As we were walking around admiring the students' artwork that day, I suddenly became aware of a conversation going on behind me. It was between an art professor-----he was from the Netherlands and had a very noticeable Dutch accent, my daughter having had him as an instructor in Leiden------and apparently, one of his former students. The young woman had a baby in her arms and she was rather apologetically telling the professor that she was not working at the current time, but was a stay-at-home mom. The professor piped right up, and to this day I can still hear him saying this to her in his Dutch accent: "But you do some art everyday......right? You should do art everyday. You can do art at the kitchen table."

For some silly reason, it nearly brought tears to my eyes to hear his very kind and earnest words to his former student. Right then it was almost as if a veil fell away in my mind concerning the importance of art in peoples' lives. I could suddenly see things differently. And as I've been more aware of art the past few years, and have done some reading about it.......I've learned that inspirations that come to artists are almost like prophecy.....they lead the way into new vistas for the world and humanity. That may sound impossibly dreamy, but I believe it. Creativity and inspiration come from somewhere outside of this world.
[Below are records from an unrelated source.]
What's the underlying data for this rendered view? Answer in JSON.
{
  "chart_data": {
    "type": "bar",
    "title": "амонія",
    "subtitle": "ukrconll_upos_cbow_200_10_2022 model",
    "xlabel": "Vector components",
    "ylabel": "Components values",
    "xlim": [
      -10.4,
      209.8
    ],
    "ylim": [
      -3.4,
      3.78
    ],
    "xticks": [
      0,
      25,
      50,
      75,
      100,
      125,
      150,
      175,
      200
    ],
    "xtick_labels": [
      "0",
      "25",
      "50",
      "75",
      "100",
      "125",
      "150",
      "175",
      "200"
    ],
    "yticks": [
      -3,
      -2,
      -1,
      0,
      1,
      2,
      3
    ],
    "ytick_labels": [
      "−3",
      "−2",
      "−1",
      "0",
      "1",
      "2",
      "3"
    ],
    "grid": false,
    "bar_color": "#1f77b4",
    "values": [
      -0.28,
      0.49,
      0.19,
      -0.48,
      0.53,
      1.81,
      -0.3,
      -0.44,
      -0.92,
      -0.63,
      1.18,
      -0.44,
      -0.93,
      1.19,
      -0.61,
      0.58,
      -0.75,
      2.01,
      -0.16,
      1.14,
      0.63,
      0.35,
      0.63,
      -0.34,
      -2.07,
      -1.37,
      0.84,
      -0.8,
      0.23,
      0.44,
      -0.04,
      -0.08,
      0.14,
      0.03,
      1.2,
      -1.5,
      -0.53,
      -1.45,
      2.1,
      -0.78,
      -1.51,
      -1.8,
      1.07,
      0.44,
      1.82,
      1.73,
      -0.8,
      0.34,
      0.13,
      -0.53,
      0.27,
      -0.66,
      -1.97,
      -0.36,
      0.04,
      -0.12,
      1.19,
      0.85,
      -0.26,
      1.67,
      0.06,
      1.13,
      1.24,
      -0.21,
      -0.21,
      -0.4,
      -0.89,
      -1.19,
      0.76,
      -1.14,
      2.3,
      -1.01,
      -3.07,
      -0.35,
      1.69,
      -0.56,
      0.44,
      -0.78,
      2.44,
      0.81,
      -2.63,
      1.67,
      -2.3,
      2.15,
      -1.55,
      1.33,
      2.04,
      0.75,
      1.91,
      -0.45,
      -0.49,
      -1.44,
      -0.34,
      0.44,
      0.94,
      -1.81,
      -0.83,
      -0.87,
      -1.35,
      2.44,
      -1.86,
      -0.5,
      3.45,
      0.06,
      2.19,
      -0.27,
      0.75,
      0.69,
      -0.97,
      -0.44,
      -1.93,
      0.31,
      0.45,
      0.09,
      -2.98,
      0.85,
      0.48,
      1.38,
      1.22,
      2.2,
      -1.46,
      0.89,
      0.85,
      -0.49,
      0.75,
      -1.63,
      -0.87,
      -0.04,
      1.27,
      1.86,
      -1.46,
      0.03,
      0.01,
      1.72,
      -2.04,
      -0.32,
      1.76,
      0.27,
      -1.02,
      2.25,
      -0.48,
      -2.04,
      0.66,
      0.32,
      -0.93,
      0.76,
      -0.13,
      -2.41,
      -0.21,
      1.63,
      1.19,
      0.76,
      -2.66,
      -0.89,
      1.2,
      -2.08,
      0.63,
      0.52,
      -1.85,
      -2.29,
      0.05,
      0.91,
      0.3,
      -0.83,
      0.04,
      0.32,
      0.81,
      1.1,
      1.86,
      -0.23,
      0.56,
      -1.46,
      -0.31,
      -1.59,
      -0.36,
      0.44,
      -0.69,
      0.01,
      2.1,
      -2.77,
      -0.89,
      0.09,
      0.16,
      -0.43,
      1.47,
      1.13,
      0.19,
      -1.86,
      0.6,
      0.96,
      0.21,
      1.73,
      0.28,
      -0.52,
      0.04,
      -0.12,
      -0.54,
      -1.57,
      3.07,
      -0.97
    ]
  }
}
My daughter was hired by a large high school, where there are four other art teachers, thus she's experienced excellent mentoring early in her teaching career. She also retains her interest in sports, coaching girls' basketball, track, and cross-country. I'm very proud of her and happy for her.......she's able to put both sides of her brain to use! She married a business teacher/coach, who is now an athletic director; they add up to one very busy young couple. (After listening to my son-in-law describe his duties as an athletic/activities director, I tell him he's basically the "Mom" of the school district. He agrees that's an apt comparison.)

Now I need to talk a bit about the painting included in this post. As stated above, it is entitled "The Prairie is My Garden" and was done by Harvey Thomas Dunn (1884-1952). I bought a postcard with this painting pictured on it at the Corn Palace in Mitchell, South Dakota, in the summer of 1975, when I was there with my parents and siblings. Here's the information printed on the back of the postcard: "This painting portrays the Dakota pioneer woman's determination to cope with the harsh elements of the prairie, and her love for the beauty of the land. From the Collection of the South Dakota Memorial Art Center, Brookings, SD; gift of Edgar M. Soreng."

Do art everyday.........including today!!


Anonymous said...

Great Post! Funny how our kids' lives turn in directions we hadn't thought of. My oldest is studying graphic design. Who knew?

Love the postcard/pic.

Sherry said...

Excellent post Jeannelle, and lovely picture as well. I firmly believe that part of our humanness is the need and desire to be creative, and indeed we need to respond to this every day, in some small way. The trick is to give attention to things I think. It takes a bit more time, but doesn't the meal have that special flare when you add a bit of fresh parsley? We are all roaming in pursuit of what inspires us to make something that reflects us!
Thanks for reminding us all!

Mary Connealy said...

This was beautiful, Jeanelle. And very wise. I enjoyed it.

I was in the Corn Palace in Mitchell SD in the summer of...probably 1973. We only missed each other by two years. :)

Jeannelle said...

Thanks for reading and commenting!


Yes, how right you are, we change and learn much due to our kids turning out to be their own selves. One of the scariest things about parenting is knowing you're influencing a child by what you say and do as their parent. I want my kids to be themselves.



I like what you said about giving attention to things. I recently read an article about "mindfulness".....being truly in the moment, looking deeply at what is going on in the present, instead of always being obsessed with past or future. I think mindfulness is part of what it takes to allow creativity and inspiration to work in us.



Thanks for your kind words.

The Corn Palace is a cool place, although kind of corny!

Mary Connealy said...

You had to say that, right?

Who can resist. :)

Country Girl said...

Jeannelle, I love your post about art. My son is studying what I consider a form of art and that is architecture. He's actually working for a few years and then will be returning to school for his masters degree.
You do practice art every day, you know, as I do. We take photographs.

Love your painting.

Jeannelle said...

Country Girl,

Your son has high goals. Good for him! You must be very proud.

Sempringham said...


Country Girl is right. You practice your art every day you take photographs.

When I take photographs, I'm practicing, too. Maybe practicing futility, though. A thoughtful post.

Jeannelle said...


Thank you for your kind words. Its good that you have perception of yourself practicing art, too.

Though...."vanity, vanity, all is vanity", we still need to do our art!